Gone in a puff of feathers
I left Austin for the weekend on a weird note. Consider the following:
- While checking my oil at Exxon a couple of bums at the bus stop in front of Randall’s got into a fist fight. From a distance it appeared that the shirtless one was defending the honor of the obese woman who normally panhandles with the sign that testifies to her hunger, which I always find ironic since she has clearly not missed a meal. I smiled to myself thinking it was a mutual drunken slugfest, however a guy from the Taco Bell ran across the road with a golf club to rescue one of the dingy bums, who appeared to be on the defensive. Then I felt bad for laughing since the golf club guy had clearly interpreted the situation in a more sympathetic fashion. Maybe instead of a mutual slugfest it was in fact a case of one homeless guy getting his butt kicked by another who was just jealous about the obese woman? I will never know the details. As I left three of Austin’s finest rolled up to buttonhole the shirtless guy.

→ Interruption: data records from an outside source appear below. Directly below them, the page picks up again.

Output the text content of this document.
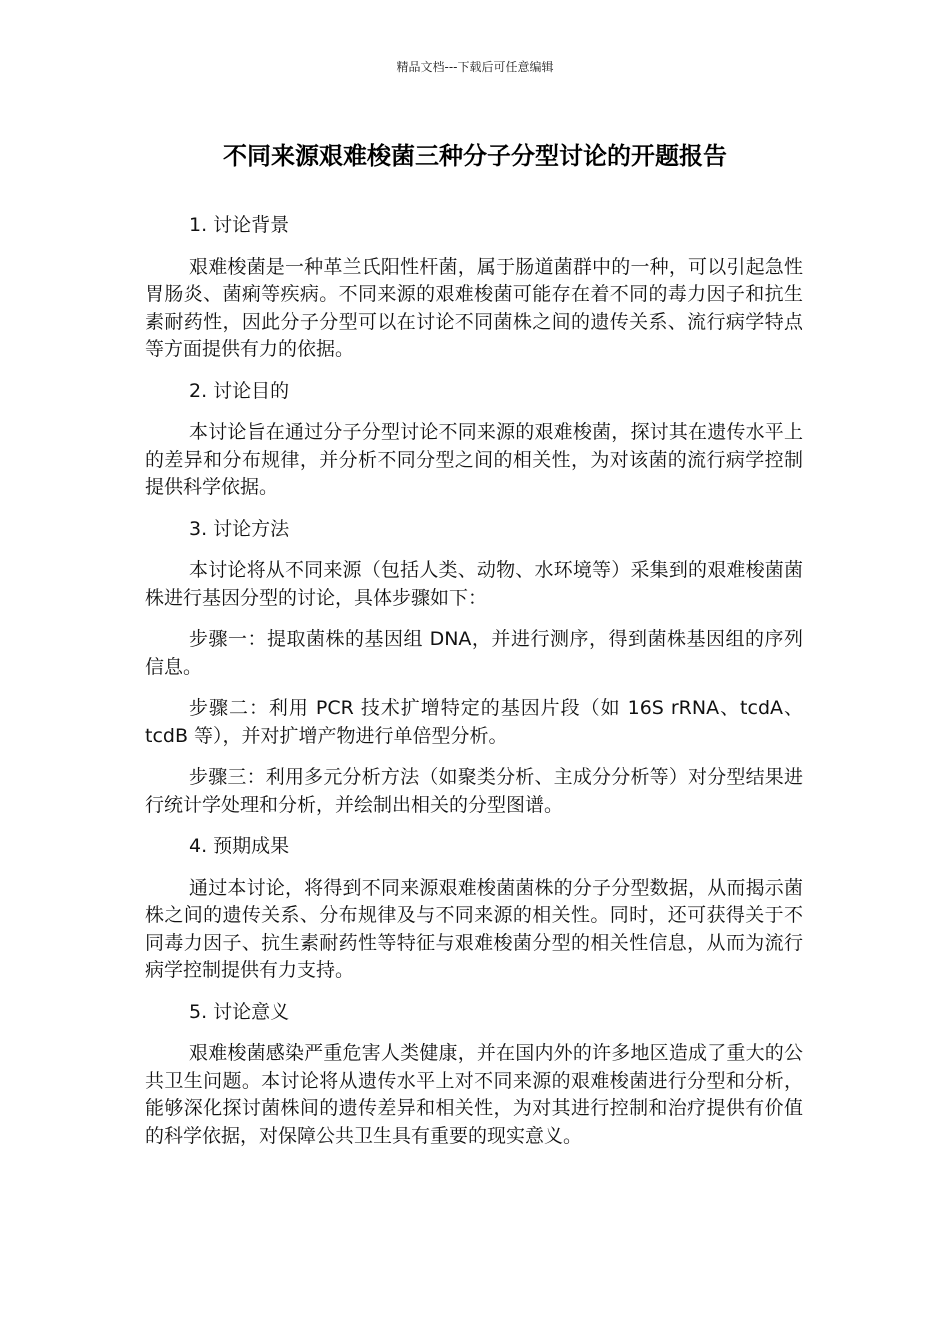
精品文档---下载后可任意编辑
不同来源艰难梭菌三种分子分型讨论的开题报告

1. 讨论背景

艰难梭菌是一种革兰氏阳性杆菌，属于肠道菌群中的一种，可以引起急性胃肠炎、菌痢等疾病。不同来源的艰难梭菌可能存在着不同的毒力因子和抗生素耐药性，因此分子分型可以在讨论不同菌株之间的遗传关系、流行病学特点等方面提供有力的依据。

2. 讨论目的

本讨论旨在通过分子分型讨论不同来源的艰难梭菌，探讨其在遗传水平上的差异和分布规律，并分析不同分型之间的相关性，为对该菌的流行病学控制提供科学依据。

3. 讨论方法

本讨论将从不同来源（包括人类、动物、水环境等）采集到的艰难梭菌菌株进行基因分型的讨论，具体步骤如下：

步骤一：提取菌株的基因组 DNA，并进行测序，得到菌株基因组的序列信息。

步骤二：利用 PCR 技术扩增特定的基因片段（如 16S rRNA、tcdA、tcdB 等），并对扩增产物进行单倍型分析。

步骤三：利用多元分析方法（如聚类分析、主成分分析等）对分型结果进行统计学处理和分析，并绘制出相关的分型图谱。

4. 预期成果

通过本讨论，将得到不同来源艰难梭菌菌株的分子分型数据，从而揭示菌株之间的遗传关系、分布规律及与不同来源的相关性。同时，还可获得关于不同毒力因子、抗生素耐药性等特征与艰难梭菌分型的相关性信息，从而为流行病学控制提供有力支持。

5. 讨论意义

艰难梭菌感染严重危害人类健康，并在国内外的许多地区造成了重大的公共卫生问题。本讨论将从遗传水平上对不同来源的艰难梭菌进行分型和分析，能够深化探讨菌株间的遗传差异和相关性，为对其进行控制和治疗提供有价值的科学依据，对保障公共卫生具有重要的现实意义。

- Not five minutes later I was rolling down 183 at 80 mph. I spotted a pigeon, which appeared to be slowing down to land in my lane, the middle lane. I thought, it won’t land because it will see all these cars approaching. Nope. I tried to change into the left lane without swerving since it’s easy to lose control at those speeds, however I smacked the pigeon with a thunk on the right headlight. In the rear view, I saw a puff of feathers and the dead pigeon roll off to the next lane. Dang.